Do you have any theories for why this changed? Were there any chants at political rallies or something agitating for this shift in norms?

Ah yes, the gotcha. It's the right's fault, so your observation is invalid. Sorry, but I can acknowledge that the right certainly played a significant part in chipping away at the norm... while also acknowledging that the observation remains true. In the before days, one could at least sit back and say, "There are some crazy righties chanting 'lock her up', but we're a serious democracy which doesn't prosecute politicians on questionable charges, and there are serious people who will ensure that we stay that way." I am on record as one of those people, prior to Trump's election, prior to the reality become clear to everyone that he didn't try to force through some charges. (As an aside, has there ever been a single piece of reporting along the lines of, "We're giving an exclusive account of the breathtaking meetings in which Donald Trump applied consistent pressure to produce a prosecution, but was rebuffed by so-and-so"?)

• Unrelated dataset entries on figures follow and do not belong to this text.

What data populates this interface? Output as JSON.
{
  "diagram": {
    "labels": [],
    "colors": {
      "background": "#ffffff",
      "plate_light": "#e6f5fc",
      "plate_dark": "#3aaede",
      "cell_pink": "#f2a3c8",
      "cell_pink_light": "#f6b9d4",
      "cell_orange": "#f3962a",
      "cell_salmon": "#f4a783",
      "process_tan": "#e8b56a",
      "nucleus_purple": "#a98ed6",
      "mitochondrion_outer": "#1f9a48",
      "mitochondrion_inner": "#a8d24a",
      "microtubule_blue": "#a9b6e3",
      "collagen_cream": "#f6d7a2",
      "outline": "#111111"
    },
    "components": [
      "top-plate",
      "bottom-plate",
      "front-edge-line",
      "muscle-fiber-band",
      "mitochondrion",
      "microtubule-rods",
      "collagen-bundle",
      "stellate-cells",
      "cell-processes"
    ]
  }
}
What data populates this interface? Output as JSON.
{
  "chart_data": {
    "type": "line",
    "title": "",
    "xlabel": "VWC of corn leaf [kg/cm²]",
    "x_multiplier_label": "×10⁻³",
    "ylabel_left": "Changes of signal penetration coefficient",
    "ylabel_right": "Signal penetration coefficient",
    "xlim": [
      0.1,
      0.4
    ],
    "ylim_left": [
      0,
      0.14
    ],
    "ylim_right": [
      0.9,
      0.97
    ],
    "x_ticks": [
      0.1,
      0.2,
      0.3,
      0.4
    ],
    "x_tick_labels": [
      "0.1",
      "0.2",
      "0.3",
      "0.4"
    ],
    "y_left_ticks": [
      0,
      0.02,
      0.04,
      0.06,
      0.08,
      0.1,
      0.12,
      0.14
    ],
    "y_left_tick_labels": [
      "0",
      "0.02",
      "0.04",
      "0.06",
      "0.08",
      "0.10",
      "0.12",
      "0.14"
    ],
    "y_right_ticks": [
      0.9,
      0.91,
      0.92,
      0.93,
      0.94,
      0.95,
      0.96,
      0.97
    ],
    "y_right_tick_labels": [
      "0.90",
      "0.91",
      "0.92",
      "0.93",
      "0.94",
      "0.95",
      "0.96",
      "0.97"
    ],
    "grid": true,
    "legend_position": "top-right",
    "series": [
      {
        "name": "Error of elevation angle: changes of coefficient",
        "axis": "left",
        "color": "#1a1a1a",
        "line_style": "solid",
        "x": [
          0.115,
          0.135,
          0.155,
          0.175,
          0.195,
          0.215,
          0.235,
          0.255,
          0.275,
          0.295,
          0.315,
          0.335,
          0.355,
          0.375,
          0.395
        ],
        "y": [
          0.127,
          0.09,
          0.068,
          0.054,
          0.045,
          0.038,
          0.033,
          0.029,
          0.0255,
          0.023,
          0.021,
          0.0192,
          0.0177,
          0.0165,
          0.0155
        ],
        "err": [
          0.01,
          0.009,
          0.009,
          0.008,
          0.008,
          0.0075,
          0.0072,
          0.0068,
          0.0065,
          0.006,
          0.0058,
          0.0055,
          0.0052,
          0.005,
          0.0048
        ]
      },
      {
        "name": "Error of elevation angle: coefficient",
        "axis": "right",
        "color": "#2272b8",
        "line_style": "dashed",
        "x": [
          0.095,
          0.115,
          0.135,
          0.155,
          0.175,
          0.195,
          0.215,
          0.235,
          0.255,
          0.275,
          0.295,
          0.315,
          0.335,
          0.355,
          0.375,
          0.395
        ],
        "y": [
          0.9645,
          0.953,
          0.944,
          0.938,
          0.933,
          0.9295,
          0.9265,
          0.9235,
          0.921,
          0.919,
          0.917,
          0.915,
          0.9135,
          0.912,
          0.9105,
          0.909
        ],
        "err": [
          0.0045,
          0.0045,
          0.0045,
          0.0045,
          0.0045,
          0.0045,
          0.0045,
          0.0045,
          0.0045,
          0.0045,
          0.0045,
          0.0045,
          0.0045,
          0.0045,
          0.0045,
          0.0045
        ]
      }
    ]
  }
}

At the same time, one can also sit back and say, "It turns out that many people who said they were serious people who would ensure that we're a serious democracy which doesn't prosecute politicians on questionable charges... are now cheering on efforts to prosecute politicians on questionable charges, so long as they're the politicians they don't like."

I agree that the public statements are a problem, even in the absence of substantial actions. One possible world we could have ended up in is a world where dems chant "lock him up" at rallies, but then dem politicians still refrain from pushing questionable charges once in office. It might have been a weird state of affairs; maybe the chants would continue to be tit-for-tat, but serious people would ensure that reality stays serious alongside it. In that world, do the chants eventually go away? Do they persist, like how in many other domains, the public chants and pushes both sides' politicians for things that those politicians continually reject actually doing? Man, I don't know. I wouldn't like it, but I don't know how it would go. Regardless, we are no longer in that possible timeline. We're in a different one.

I'm not denying your observation, I actually think it's probably true though there are too many variables to control for conclusively. I also agree with you that at least some of the current charges against Trump are questionable (Stormy Daniels hush-money payment is the prime example).

Regardless, I was curious about the progeny of this apparent shift that you describe. Would it be fair to characterize the "lock her up" and "because you'd be in jail" comments as just bloviating on Trump's part? The fact that there's no evidence that Trump tried to push for any prosecution against Clinton while he was in office supports this. Even so, the fact this bloviating was such irresistible ambrosia for his base indicates it was tapping on some deep-seated desire among at least some Americans to prosecute and jail politicians from the other side. Would you agree?

At that point it's an interesting question how much we can blame this on a sort of "lab leak", a meme that went unintentionally viral.

I already said that the right started the chanting. Please speak plainly.

Sorry, I don't know which part is confusing. You described a shift in norms about how seriously the prospect of prosecuting politicians used to be treated. I was asking about what you thought contributed to this shift, including asking what you thought the popularity of the "lock her up" chant indicated (e.g. did it contribute towards causing the shift or is it the symptom of something else? etc). Let me know if that makes sense.